Despite the low response rate of our survey (13/46 laboratories), it did show that, in spite of a clear national guideline, one of the 13 responding laboratories uses a different positivity threshold for ER and PR, which is undesirable as this would result in different therapy advice in our country, even if two laboratories would estimate the same percentage of ER or PR stained nuclei. As all laboratories in this study are anonymous, the results of our survey could not be linked to the laboratories in the dataset. Therefore, it remains unknown whether the use of different positivity thresholds (1% vs. 10%) may (partially) cause the found inter-laboratory variation. However, we do know that only a fairly small proportion of patients shows “arguable” staining percentages between 1 and 10%. For both ER and PR, the percentage of staining was known in approximately 80% of reports and of those reports, 1.3% showed ER percentages between 1 and 10%, whereas this was the case for 7.5% for PR. Therefore, the overall influence of (possible) different cutoff percentages is probably be limited.

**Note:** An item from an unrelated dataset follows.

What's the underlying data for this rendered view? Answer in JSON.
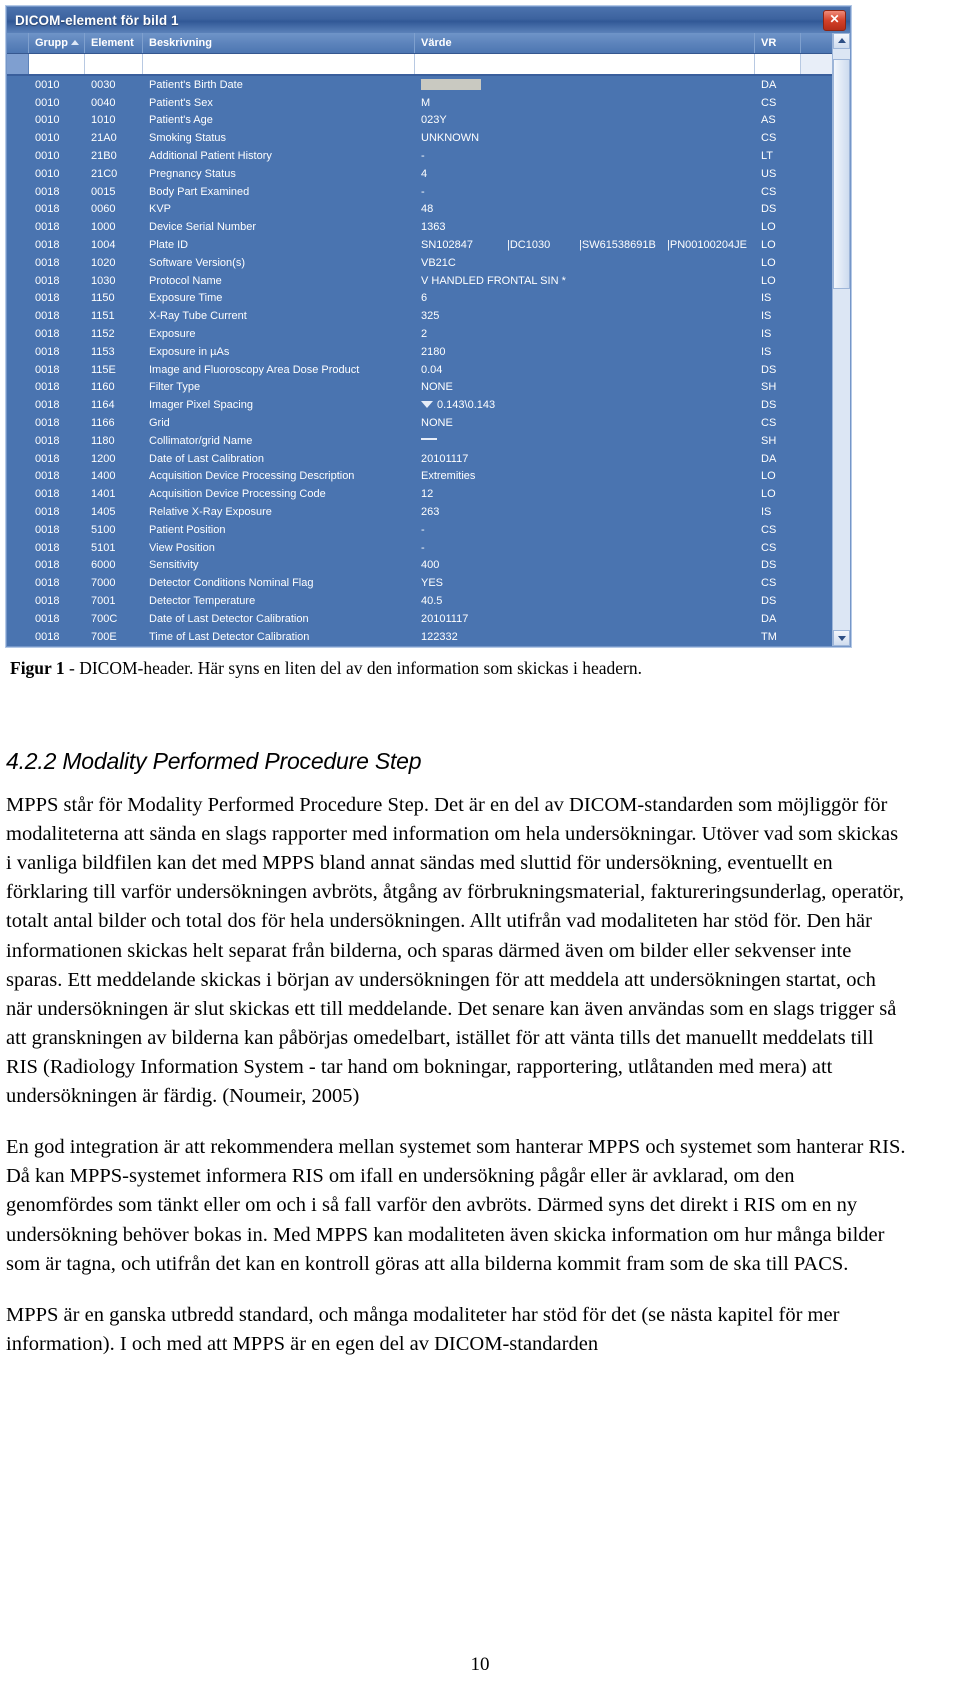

A nationwide multidisciplinary breast cancer audit (NBCA) has already been implemented in breast cancer care in the Netherlands [49], yet currently there is only one pathology indicator, i.e., whether the PALGA protocol is used for reporting on (pre)malignant breast lesions [61]. We believe that it is important to use this synoptic PALGA protocol to monitor and benchmark the major pathology breast cancer biomarkers, namely ER, PR, HER2 and histologic grade, as these are crucial in decision making in current clinical practice [1]. Although molecular or genetic measures of prognosis may become increasingly important in IBC risk stratification in the near future, the only three mandatory breast cancer biomarkers are still ER-, PR- and HER2-receptor status, despite the massive investment of time and money into development of new biomarkers [4]. What is more, Groenendijk et al. [62] showed that the distribution of genomic risk is mainly influenced by histologic grade and ER- and HER2-status, which shows that these classic biomarkers remain very relevant. Given their prominent role in clinical practice, it seems worthwhile to invest in better and more uniform assessment of these classic biomarkers.

We believe that creating insight and awareness in variation of clinically relevant biomarkers through annual individual pathology “mirror” reports is an important step toward improvement in breast cancer care. Monitoring the receptor positivity rates may help to identify laboratories with a high number of false-positive or false-negative results [7, 14, 16, 37, 38] that are not picked up by the external audits, since crucial steps like tissue fixation and processing are not covered by these tests [36]. Furthermore, pathologists and their laboratories may feel best addressed by their own, case-mix adjusted, “mirror” data visualized against other national laboratories. Indeed, in a previous nationwide breast cancer audit, a HER2-outlier hospital critically evaluated their laboratory process and found that they used a different approach to HER2 positivity [49].

In conclusion, this nationwide study shows that there is limited absolute variation in ER-, PR- and HER2-receptor positivity rates between Dutch pathology laboratories in daily clinical practice. Yet, the considerable number of outlying laboratories shows that there is still room for improvement. Continuous monitoring and benchmarking of positivity rates may help to realize this and has been implemented in the Netherlands.